Nur knuffen, nicht kloppen
10.02.2012 | 00:00 Uhr 2012-02-10T00:00:00+0100
Werdohl.Jungen knuffen andere schon einmal gern in die Seite. Oder geben im Übermut dem Freund im Kindergarten einen Schubser. Wenn aus dem Knuff ein Tritt wird und der Stolperer das Knie trifft, ist aus der Kabbelei schnell eine Klopperei geworden. Karina Wionsek kennt diese Situationen zuhauf und dann muss die Erzieherin schlichten, denn sie weiß: „Gleich weint einer!“
Es braucht also Regeln, geordnete Bahnen. In der städtischen Kindertagesstätte „Budenzauber“ am Rodt übernimmt seit einigen Wochen ihr Kollege Thomas Waltenberg die Rolle des Schlichters. Der freiberufliche Erzieher aus Lüdenscheid ist „Kampfesspiele-Anleiter“. Einige Mütter hat dieser Titel erschreckt. Doch mit fiesen Tricks hat der Job des 26-Jährigen rein gar nichts zu tun.
Fairness als oberstes Lernziel
„Es geht ums Kräftemessen – Fairness wird dabei ganz groß geschrieben“, erläutert Waltenberg das Gewaltpräventions-Projekt. Dass Jungen anders als Mädchen einen Drang nach kraftvollem Körperkontakt haben, ist bekannt. Thomas Waltenberg bringt seinen Schützlingen die nötigen Regeln bei. „Keine Grenzen zu überschreiten, nicht draufzuhauen“, so Budenzauber-Leiterin Karina Wionsek, ist das Lernziel für die Vorschulkinder. „Kampfesspiele“ ist ein Projekt des Familienzentrums Budenzauber/St. Michael, wird bald auch in der katholischen Kita an der Brüderstraße angeboten. „Wir wollen auch männliche Vorbilder in die Kindergartenarbeit einbeziehen“, nennt Karina Wionsek ein weiteres Motiv.

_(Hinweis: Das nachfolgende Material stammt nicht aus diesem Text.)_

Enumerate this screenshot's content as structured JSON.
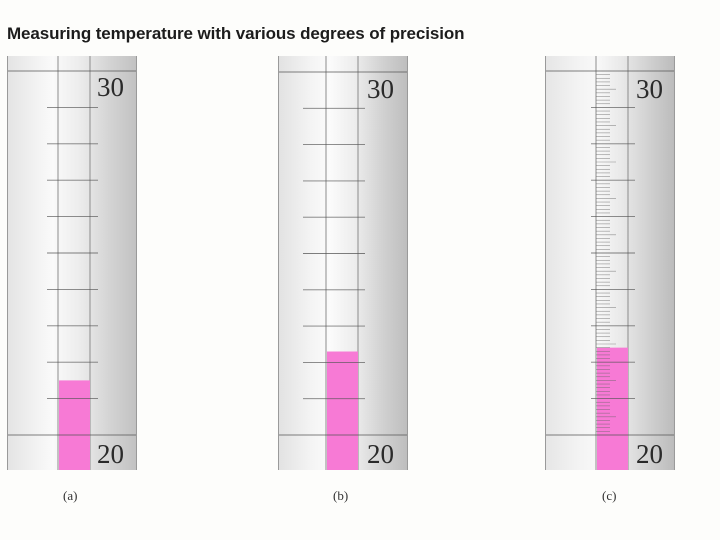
{
  "title": "Measuring temperature with various degrees of precision",
  "thermometers": [
    {
      "caption": "(a)",
      "top_label": "30",
      "bottom_label": "20",
      "reading": 21.5,
      "minor_divisions": 1,
      "colors": {
        "fill": "#f77ad5"
      }
    },
    {
      "caption": "(b)",
      "top_label": "30",
      "bottom_label": "20",
      "reading": 22.3,
      "minor_divisions": 1,
      "colors": {
        "fill": "#f77ad5"
      }
    },
    {
      "caption": "(c)",
      "top_label": "30",
      "bottom_label": "20",
      "reading": 22.4,
      "minor_divisions": 10,
      "colors": {
        "fill": "#f77ad5"
      }
    }
  ]
}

Im Turnraum des Kindergartens warten die Jungen schon ungeduldig auf Waltenberg. Am Anfang sprechen sie ihren Wahlspruch: „Wir kämpfen fair!“ Und auch am Ende jeder Stunde gibt es dieses Ritual, wenn alle Kinder im Kreis stehen und ihre kleinen Fäuste zur Mitte führen. Das Versprechen eines fairen Kampfes, gegenseitiger Respekt und gegenseitiges Vertrauen – wichtige Tugenden, die bei den durchaus robusten Spielen gelernt werden. „Kämpfen ist lebensbejahend“, weiß Waltenberg um diesen ganz natürlichen Trieb von Kindern. Er arbeitet mit Sanktionen, erlegt den Jungen Liegestütze auf, wenn sie beim Wurfspiel über die Stränge schlagen. Dann hinterfragen sie ihr falsches Verhalten und ihr Gewissen meldet sich. „Gewissen“ – für Sechsjährige kaum greifbar. Thomas Waltenberg macht den Jungs dennoch deutlich, was vor sich geht – wenn er an ihren „inneren Schiedsrichter“ appelliert.